Sunday, September 07, 2008

The talk at the latter part of this week, has been about the removal of a poem by an education examining board of a poem by Carol Ann Duffy OBE, whose career has been built on controversy.

She was born in Scotland and moved to Staffordshire, before starting a relationship with the now deceased Tranmere - Birkenhead - Wirral born poet Adrian Henri, when he was 39 and she sixteen.

Henri was born in 1932 and moved to Prestatyn in North Wales when he was six, studied at St Asaphs grammar school and took part in the Rhyl arts scene, before going to Durham to study fine art and in 1955, relocating to Preston, Lancashire, for a one year teaching job, where he met his first wife - Joyce Wilson - in a jazz club.

His summer job in Rhyl, brought him into contact with people from the Liverpool scene and he opted to go there, marrying in 1957, two years after Duffy's birth. He had his first exhibitions in 1958 and 59 at the Bluecoat in the city, and he held a variety of jobs, starting as a scenic artist in the Liverpool Playhouse and then teaching jobs in Manchester (1961-4) andLiverpool colleges of art (1964-8).

He and McGough met in 1960 at the Streates coffee bar on May Street Mount Pleasant and the rest is history, as he became part of a trinity of Liverpool poets whose work came to prominence caught in the slipstream of the global phenomena of John Paul George and Ringo.

Everything in Liverpool became cool overnight and half the planets young girls collectively fell in love with their chosen poster boy, four to choose from, and like pop stars now, these crushes as much about vicarious expression of their personalities in the social groups young girls cluster in, as any real affair of the heart.

Their work brought an idiom previously unheard to prominence in the UK as the working classes had their first artistic flowering, but unfortunately, much of it has not stood up to the test of time, and now its inherent weaknesses ioverlooked in the first flowering, glare at us unsophisticated and naff, as only the dated does.

The whole notion of being a working class poet, was a brand new concept, and there being no precedents, a DIY extemporisation, a pose, a mish match of the French Symbolists, obscure verse writers and home grown names all mixed in at the first attempt by men more in tune with chasing women and boozing, than applying themself to any tradition. A jazz riff and make it up as they went along'ness, which time has exposed as weaker than what the cheerleaders of the time blindly loyal and championing it as the birth of some anti-nazi, all inclusive third reich of UK poetry, next school run by and for the prolateriat mass from the anonymous estates of post war Britain and facing a thousand yrs advance on the untested and tried strength of two mop top jazzed up scousers and a woolyback from Presatyn.

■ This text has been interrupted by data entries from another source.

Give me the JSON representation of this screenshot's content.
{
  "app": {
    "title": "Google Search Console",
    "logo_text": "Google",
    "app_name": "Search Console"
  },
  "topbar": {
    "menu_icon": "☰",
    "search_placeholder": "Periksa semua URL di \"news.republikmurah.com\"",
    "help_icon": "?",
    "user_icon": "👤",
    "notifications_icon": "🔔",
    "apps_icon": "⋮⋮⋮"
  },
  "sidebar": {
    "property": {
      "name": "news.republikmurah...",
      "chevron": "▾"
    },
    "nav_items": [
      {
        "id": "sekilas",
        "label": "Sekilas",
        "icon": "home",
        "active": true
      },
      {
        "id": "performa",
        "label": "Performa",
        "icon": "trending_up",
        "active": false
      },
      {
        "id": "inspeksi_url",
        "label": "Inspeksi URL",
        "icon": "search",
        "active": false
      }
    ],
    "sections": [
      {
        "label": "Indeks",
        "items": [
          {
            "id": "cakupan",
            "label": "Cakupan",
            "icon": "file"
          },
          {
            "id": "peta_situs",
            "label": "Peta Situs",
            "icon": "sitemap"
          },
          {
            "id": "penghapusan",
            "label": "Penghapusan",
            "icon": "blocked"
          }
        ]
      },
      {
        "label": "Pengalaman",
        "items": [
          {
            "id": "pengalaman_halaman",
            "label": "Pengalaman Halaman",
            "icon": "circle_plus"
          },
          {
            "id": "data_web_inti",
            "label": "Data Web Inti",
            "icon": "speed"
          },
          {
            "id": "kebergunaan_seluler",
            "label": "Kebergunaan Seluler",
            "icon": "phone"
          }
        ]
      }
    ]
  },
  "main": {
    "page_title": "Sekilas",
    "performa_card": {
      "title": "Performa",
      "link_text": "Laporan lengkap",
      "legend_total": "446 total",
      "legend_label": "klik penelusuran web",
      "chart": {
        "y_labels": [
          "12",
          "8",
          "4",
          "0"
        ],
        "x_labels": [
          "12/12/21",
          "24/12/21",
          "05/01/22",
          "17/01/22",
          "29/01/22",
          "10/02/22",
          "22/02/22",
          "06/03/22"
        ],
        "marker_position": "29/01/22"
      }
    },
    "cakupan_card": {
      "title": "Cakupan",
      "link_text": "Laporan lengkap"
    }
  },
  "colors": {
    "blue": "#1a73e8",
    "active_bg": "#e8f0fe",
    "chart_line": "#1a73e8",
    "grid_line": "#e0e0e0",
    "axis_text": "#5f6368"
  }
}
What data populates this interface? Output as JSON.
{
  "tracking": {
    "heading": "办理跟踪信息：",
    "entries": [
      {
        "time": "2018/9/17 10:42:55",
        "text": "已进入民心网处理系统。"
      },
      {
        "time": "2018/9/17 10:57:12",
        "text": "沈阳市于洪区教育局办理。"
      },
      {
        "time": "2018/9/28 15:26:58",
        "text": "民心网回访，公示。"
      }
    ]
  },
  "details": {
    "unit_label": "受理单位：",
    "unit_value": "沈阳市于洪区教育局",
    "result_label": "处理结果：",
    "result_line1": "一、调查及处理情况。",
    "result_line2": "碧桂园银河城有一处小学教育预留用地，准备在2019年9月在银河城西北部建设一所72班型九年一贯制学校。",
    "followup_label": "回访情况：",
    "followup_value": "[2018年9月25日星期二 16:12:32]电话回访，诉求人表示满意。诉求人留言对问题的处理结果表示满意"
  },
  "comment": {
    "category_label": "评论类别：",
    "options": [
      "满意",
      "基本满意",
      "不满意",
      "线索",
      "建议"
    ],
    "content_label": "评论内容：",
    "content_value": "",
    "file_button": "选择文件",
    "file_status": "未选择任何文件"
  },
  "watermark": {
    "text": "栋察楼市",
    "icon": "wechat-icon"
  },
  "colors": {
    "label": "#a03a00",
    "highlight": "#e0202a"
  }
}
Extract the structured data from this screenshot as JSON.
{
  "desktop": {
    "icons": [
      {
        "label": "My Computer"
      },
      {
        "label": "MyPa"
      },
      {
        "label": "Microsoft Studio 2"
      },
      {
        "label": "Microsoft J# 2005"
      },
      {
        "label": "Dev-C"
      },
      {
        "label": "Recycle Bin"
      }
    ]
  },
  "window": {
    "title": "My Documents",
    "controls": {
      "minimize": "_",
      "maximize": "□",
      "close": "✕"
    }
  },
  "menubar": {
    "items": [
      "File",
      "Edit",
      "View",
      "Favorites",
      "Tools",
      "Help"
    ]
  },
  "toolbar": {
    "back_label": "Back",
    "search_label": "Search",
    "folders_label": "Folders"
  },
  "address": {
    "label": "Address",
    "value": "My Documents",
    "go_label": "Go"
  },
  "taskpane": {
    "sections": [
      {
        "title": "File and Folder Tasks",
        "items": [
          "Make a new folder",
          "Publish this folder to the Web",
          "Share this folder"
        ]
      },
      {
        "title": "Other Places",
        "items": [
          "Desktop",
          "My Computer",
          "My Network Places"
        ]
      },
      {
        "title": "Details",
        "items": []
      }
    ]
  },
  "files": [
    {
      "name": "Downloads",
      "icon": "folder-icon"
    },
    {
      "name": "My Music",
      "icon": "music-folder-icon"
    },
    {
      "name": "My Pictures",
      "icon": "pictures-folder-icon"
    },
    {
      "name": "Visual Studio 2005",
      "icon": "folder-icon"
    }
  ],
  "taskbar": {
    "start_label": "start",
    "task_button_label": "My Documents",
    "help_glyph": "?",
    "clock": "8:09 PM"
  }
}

And it was to this artist, Duffy decided to set her sixteen year old cap, by all accounts a girl who knew she wanted to be a poet at fifteen, independant, a steely will and as Henri said, appearing fully formed in Liverpool, seeking out her male muse.

1 comment:

Gwil W said...

Duffy says she's not setting her cap at the Queen's Canary job coming up in 2009 when Motion steps down. Does that mean she is? Hope Gordon doesn't waltz George into it. That would seriously kaput! GS's future (perhaps 2013?) Nobel chances.